People disappoint.
Expectations are steeped in ironic realism. Expectations in the animal wild are rooted in instinct. Expectations among humans are muddled by thought. While our biology means we are part animal kingdom, the higher order thinking that distinguishes us, unfortunately complicates us. If we acted purely on instinct I wonder if we would make different decisions or would be happier or feel less burdened. I wonder if we would attack when we are driven and, conversely, leave well enough alone when we are not. I wonder if we would not second guess so much. What’s more. If we acted on instinct alone, I wonder if we would fear at all. Or, if we did, would our fears be based on survival and not in whether we mattered at all. Instead, our expectations harness us with hope, and despair, and everything in between.
Psychology, the study of mind and behavior, thought and feeling, re-surged in the 20th century as an unapologetic argument that humans are complex animals with needs and wants not yet understood by the modern society. It has since propelled itself from back room therapeutic labs into courtrooms, classrooms, and boardrooms. It has transformed from tabooed talk to an acculturated conversation, challenging the norms we have come to question in our day to day lives. While the science of thinking and doing surfaced the advantages and challenges of being human, it has also forced into our conscience the raw and oft ashamed vulnerabilities of our humanity. Being human goes beyond higher order thinking that by scientific definition makes us human. Rather, there exists degrees of humanness. A scale by which we evaluate and adjust and then re-evaluate and adjust again, throughout the course of our existence. The scale is personal, individually crafted by our shifting shades of perception, clouded at times in bias. It is not fully defined nor is it ably predictable. It changes and morphs and evolves to meet and reach and even surpass our circumstances as they are presented. With each new or returned situation, higher order thinking is activated and reactivated, until all that remains is ourselves to make sense of it. To act and react, not on instinct alone. But rather with deepening reflecting judgement.
And, thus, introduces disappointment.
Disappointment is arguably the worst consequence of our psychology. Happiness anger sadness excitement. Each serves its respective purpose in time and space. But disappointment. It lingers. Casts an oppressive shadow on our expectations for others, and, at times worse, ourselves. When one human places value on another, a difference generates. Like, for that moment in time, the scale tipped in expectation of a desired outcome, a particular yield, valid or not. One human making sense of the world through the subjective measure of another.

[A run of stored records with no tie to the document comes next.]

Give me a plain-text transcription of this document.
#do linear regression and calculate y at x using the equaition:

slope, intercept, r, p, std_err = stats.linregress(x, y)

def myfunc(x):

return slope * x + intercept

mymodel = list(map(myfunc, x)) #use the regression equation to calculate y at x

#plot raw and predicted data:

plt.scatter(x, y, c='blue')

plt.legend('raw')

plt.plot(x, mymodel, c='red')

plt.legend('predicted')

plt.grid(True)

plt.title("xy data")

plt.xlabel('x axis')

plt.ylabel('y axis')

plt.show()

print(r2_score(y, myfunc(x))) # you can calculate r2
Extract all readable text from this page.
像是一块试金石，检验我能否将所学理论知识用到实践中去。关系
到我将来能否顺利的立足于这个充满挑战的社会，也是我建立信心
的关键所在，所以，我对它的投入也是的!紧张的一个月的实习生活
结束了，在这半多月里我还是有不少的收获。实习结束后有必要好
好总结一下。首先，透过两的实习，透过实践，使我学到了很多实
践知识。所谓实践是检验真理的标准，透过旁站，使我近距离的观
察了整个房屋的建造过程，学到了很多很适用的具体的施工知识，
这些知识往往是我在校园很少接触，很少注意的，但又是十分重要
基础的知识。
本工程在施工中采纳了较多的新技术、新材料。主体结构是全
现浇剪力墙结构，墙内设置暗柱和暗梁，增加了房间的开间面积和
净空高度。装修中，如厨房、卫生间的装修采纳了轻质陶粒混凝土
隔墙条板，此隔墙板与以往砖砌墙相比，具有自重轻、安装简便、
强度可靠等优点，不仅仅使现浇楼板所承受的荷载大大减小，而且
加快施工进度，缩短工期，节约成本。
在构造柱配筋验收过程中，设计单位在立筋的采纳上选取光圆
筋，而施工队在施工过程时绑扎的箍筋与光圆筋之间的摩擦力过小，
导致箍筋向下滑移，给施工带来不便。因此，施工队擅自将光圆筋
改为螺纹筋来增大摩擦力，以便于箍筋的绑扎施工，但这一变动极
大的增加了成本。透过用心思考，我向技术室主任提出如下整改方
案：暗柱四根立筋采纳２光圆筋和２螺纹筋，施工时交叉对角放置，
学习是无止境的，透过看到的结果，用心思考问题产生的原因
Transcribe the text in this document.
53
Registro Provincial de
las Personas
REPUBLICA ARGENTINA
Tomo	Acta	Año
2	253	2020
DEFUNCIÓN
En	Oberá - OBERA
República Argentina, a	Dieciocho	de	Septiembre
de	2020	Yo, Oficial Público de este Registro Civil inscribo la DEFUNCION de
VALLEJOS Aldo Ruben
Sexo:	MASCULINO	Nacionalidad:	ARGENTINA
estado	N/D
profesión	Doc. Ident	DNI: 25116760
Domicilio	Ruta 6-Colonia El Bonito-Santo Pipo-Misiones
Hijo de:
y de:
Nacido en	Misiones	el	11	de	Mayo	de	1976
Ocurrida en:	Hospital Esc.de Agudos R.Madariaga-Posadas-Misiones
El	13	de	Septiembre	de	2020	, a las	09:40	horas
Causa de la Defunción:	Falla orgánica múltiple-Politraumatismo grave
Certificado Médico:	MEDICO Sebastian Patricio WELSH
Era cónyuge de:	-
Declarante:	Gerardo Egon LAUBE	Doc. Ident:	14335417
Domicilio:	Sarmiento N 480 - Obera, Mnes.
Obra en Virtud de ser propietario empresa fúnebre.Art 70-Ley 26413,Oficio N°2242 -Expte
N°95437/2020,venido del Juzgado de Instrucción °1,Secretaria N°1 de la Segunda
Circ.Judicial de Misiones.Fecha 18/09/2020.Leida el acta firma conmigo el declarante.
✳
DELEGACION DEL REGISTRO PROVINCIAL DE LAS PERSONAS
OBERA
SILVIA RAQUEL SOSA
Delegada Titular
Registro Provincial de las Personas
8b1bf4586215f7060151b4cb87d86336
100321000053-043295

A dangerous yet endearing condition of our mutual existences. And, when those same expectations are projected within, the weight of the scale dips to near pronation, raising the stakes on our own existence. As expectations inevitably fail, and disappointment invades. We are faced with choice. Fight or flight or forgive or forget. The gift and the curse at the end of each day, is each of us are all that remains to resolve our own humanity in time. The standards by which we ultimately surrender. So we must decide. Is it our biology or our version of humanity or all of the above that matters at all.